Barcelona estrenará este mes de mayo una moneda propia, el ‘rec’, con la circulación inicial del equivalente a un millón y medio de euros. Se trata de un proyecto piloto de moneda ciudadana digital que por ahora solo se aplicará a los 10 barrios del ‘eje Besòs’, en la frontera este de la ciudad. La idea inicial, que causó un gran revuelo al mencionarse en el programa electoral de Barcelona en comú, ha mutado a lo largo de los tres años de gestación en una iniciativa de marcado acento social y compartida con el tejido comercial de proximidad.

El ‘rec’ llega de la mano del proyecto de investigación B-Mincome, que estudiará las potencialidades y riesgos de garantizar una ayuda municipal directa a las capas de población más vulnerables, para sospesar la viabilidad de una renta básica universal. Se financia con fondos europeos, al haber sido una de las 16 ganadoras del programa Urban Innovation Actions. Las mil familias participantes, voluntarias y elegidas por sorteo –con las ponderaciones que exige el estudio–, cobrarán el 25% de su asignación en esta moneda barcelonesa y solo podrán gastarla en comercios, restaurantes, asociaciones e iniciativas de los 10 barrios participantes.

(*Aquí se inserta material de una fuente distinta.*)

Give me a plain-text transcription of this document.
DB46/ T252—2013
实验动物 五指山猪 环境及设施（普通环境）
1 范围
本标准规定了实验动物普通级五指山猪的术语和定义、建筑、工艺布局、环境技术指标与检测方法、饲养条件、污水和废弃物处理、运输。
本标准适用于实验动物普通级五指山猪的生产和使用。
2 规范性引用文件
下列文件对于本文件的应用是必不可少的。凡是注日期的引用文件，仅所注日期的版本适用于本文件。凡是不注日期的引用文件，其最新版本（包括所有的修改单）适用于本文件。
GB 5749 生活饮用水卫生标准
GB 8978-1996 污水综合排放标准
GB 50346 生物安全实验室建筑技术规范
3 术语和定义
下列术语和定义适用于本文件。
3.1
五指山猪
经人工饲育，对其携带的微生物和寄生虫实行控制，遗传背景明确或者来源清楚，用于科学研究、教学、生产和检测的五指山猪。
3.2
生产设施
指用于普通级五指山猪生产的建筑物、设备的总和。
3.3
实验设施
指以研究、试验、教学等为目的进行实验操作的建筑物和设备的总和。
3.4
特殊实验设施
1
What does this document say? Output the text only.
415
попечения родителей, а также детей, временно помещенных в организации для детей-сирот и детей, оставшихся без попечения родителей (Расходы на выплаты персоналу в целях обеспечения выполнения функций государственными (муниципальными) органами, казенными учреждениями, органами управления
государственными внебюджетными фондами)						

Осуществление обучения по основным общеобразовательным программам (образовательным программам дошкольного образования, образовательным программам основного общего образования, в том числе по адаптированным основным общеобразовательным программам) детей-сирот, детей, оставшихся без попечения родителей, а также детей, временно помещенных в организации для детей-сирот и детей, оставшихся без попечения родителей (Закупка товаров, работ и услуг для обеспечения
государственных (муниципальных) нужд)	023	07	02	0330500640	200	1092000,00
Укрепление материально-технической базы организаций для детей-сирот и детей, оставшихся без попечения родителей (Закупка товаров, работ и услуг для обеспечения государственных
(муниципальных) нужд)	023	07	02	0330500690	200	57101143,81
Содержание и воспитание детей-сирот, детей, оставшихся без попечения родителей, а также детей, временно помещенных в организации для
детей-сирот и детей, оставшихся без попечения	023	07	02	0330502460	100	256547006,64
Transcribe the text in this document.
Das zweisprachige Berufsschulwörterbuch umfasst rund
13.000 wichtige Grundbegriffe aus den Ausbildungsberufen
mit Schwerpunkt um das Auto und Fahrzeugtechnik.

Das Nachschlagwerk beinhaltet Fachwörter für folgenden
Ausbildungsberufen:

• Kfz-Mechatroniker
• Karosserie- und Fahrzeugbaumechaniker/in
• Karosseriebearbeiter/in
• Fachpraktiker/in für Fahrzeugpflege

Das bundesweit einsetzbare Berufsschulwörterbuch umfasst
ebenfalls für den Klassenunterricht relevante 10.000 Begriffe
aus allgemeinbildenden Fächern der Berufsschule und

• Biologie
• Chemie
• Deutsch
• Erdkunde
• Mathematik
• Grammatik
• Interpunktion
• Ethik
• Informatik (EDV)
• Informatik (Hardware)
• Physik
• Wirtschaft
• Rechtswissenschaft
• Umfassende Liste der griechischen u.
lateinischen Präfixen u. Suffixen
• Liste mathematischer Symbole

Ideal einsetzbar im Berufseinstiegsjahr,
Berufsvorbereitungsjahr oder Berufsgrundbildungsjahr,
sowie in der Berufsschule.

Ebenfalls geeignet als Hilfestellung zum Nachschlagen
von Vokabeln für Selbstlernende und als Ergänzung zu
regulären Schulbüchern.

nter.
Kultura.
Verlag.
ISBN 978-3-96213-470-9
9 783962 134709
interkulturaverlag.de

Como en otras ciudades con moneda local, como Bristol, Lisboa o Santa Coloma de Gramanet –cuyo grama cumple un año este abril–, la vocación básica del ‘rec’ es estimular la compra cotidiana de proximidad en el débil ecosistema de la periferia. En barrios como Baró de Viver (Sant Andreu) o Vallbona (Nou Barris), donde el cierre de tiendas ha sido una constante las últimas dos décadas, los tenderos supervivientes podrán adherirse al proyecto para intentar ganar clientela y sobre todo fidelizarla frente a la competencia lowcost de las grandes superficies.

Diez barrios del 'eje Besòs' forman parte de la fase piloto de la nueva moneda ciudadana de Barcelona, el 'rec' Diez barrios del ‘eje Besòs’ forman parte de la fase piloto de la nueva moneda ciudadana de Barcelona, el ‘rec’ (Meritxell M. Pauné)

El nombre de la moneda, que se inspira en la milenaria acequia condal, es la sigla de Recurs Econòmic Ciutadà. Su valor es una correlación directa con el euro: un ‘rec’ equivale a un euro. No tendrá versión impresa y se basará en la tecnología de seguridad blockchain. Además de las familias del estudio B-Mincome, cualquier ciudadano la podrá utilizar si se descarga la aplicación móvil gratuita ‘rec Barcelona’, que funciona como un wallet. Para quienes no se manejen bien con los smartphones, a causa de la brecha digital en clases bajas o por las circunstancias que sean, podrán solicitar una tarjeta física para realizar pagos escaneando un código QR personalizado.

Por otro lado, la iniciativa requiere la adhesión de un número significativo de comercios en los que gastar la moneda con facilidad, además de asociaciones locales que también admitan ‘recs’ para pagar cursos, actividades y cuotas. La captación se canalizará a través de la docena de entidades de comerciantes y juntas de paradistas de mercados municipales que hay en los 10 barrios. El interés que ha suscitado la propuesta entre estos colectivos, aseguran los impulsores, es muy alto y estiman que los negocios que finalmente se adhieran podrían llegar incluso al medio millar.

El Ayuntamiento de Barcelona participa en la iniciativa como uno de los cinco integrantes de la Taula de Canvi, que lidera la entidad especializada Novact durante la fase piloto. A lo largo de este primer periodo experimental, que concluirá en octubre de 2019, esta mesa deberá evaluar los resultados de la moneda y decidir su futuro.

La gratuidad del sistema está garantizada hasta octubre de 2019 gracias a los fondos europeos, pero a partir de ese momento dependerá del modelo de sostenibilidad que permita el número de usuarios y que decida la Taula. Este nombre, por cierto, también tiene reminiscencia medieval: remite a la primera banca pública de Europa, que se creó en 1401 en Barcelona.